Whoa! I thought, getting chills. What’s a sleeper? 

I had to keep writing to find out. Soon I understood that I was writing about a woman who believed she could bring the dead back to life. I remembered my two sisters with the parents who were taken into the woods (“Sometimes it just happens”) and knew they belonged in there, too. 

HALLIE:
A sleeper? Whoa, creepy.
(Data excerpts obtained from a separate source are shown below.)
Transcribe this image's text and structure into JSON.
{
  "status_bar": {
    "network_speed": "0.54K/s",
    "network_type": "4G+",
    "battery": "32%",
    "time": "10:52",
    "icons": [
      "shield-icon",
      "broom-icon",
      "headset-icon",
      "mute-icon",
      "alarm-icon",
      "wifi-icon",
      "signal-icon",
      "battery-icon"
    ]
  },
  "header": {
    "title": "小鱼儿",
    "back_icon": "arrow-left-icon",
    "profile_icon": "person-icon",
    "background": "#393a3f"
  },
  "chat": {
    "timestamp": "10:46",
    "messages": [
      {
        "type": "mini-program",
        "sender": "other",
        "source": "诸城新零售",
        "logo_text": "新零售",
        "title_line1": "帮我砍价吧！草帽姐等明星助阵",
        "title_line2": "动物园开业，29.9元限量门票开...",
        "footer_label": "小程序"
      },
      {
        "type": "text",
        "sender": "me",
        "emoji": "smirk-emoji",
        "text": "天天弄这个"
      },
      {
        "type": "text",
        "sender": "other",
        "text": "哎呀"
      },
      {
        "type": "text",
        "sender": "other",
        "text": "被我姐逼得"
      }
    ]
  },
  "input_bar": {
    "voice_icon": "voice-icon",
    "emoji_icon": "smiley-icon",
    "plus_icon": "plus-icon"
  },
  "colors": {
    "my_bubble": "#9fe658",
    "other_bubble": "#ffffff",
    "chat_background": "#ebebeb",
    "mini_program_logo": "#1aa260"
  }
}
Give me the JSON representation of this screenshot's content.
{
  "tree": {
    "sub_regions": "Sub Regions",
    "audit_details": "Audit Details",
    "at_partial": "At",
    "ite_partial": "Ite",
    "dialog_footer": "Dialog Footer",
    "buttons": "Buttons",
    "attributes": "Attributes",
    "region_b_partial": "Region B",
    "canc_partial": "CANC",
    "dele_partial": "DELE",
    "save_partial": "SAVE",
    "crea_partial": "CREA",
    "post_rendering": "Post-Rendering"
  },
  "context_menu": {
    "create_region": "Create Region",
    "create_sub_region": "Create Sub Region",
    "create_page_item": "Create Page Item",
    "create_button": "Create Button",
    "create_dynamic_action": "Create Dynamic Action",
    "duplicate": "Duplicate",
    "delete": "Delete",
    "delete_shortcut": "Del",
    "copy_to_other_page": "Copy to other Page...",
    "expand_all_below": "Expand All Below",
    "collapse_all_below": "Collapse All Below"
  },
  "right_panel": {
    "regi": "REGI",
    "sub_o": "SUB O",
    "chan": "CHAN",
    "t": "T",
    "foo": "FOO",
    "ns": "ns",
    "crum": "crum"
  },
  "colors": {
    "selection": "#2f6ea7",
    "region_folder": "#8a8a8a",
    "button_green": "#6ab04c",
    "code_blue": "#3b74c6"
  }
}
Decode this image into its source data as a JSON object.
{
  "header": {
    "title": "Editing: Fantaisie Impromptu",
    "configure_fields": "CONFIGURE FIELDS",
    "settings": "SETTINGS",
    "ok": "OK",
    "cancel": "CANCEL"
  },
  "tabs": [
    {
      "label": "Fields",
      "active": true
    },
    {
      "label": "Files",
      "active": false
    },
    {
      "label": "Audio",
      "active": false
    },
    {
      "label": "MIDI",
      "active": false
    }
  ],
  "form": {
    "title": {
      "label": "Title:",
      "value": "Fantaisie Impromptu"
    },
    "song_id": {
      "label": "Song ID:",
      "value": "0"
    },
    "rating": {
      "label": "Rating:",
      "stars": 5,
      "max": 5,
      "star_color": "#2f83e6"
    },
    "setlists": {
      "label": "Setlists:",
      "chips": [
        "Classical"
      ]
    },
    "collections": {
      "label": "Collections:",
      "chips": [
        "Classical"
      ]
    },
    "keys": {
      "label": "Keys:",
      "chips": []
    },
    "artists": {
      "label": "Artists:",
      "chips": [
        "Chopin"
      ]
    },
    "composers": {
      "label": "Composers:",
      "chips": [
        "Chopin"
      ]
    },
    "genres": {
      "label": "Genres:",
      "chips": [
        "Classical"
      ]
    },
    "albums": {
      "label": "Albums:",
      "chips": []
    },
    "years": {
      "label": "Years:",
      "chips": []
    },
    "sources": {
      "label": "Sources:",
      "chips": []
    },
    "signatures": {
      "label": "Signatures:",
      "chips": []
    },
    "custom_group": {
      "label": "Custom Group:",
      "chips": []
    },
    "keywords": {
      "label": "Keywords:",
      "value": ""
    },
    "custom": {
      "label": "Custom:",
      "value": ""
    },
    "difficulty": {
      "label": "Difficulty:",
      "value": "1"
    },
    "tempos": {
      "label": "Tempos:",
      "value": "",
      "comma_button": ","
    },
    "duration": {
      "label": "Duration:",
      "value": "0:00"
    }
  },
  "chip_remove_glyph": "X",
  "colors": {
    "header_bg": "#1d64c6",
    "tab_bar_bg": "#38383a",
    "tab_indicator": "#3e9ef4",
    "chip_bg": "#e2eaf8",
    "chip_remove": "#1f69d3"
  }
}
Can you give us just a tiny hint of where you went with it from there?

JENNIFER: 
Well, it continues to get creepier!   Sara believes she can use a ritual she learned about as a child to bring her beloved daughter back to life.  Her husband Martin is baffled and horrified by his wife's apparent descent into madness. 

In the present day, our two sisters, Ruthie and Fawn, are living in Sara's old farmhouse in West Hall, Vermont with their quirky and reclusive mother.  They wake up one morning to discover their mother is missing, and in trying to figure out where she could have gone, they discover a published copy of Sara's diary along with some other disturbing items. 

I ended up including a third storyline, about Katherine, an artist in Boston whose husband has died recently -- she learns that he visited West Hall the day he died, and is determined to find out why.  Naturally, her story intersects with Ruthie's and Sara's before long. 

HALLIE: Have you started your next book, and did your daughter inspire you? 

JENNIFER:  I just finished an early draft of my next book, actually.    It takes place largely at a strange roadside motel, and is set in the 1960s, 1980s and present day.  

Last summer, two of my daughter's cousins -- twin girls, one year older than Zella -- came and stayed with us for a week.  The twins were fascinated by the fact that I write scary books, and the four of us had many long, animated talks about what the scariest things in the world are. 

Without giving away too much, there is a certain critical and creepy aspect of this next book that was inspired by these chats.

HALLIE: Inviting our readers to share what scared you as a kid... I'm sure I'm not the only one who was afraid of clowns.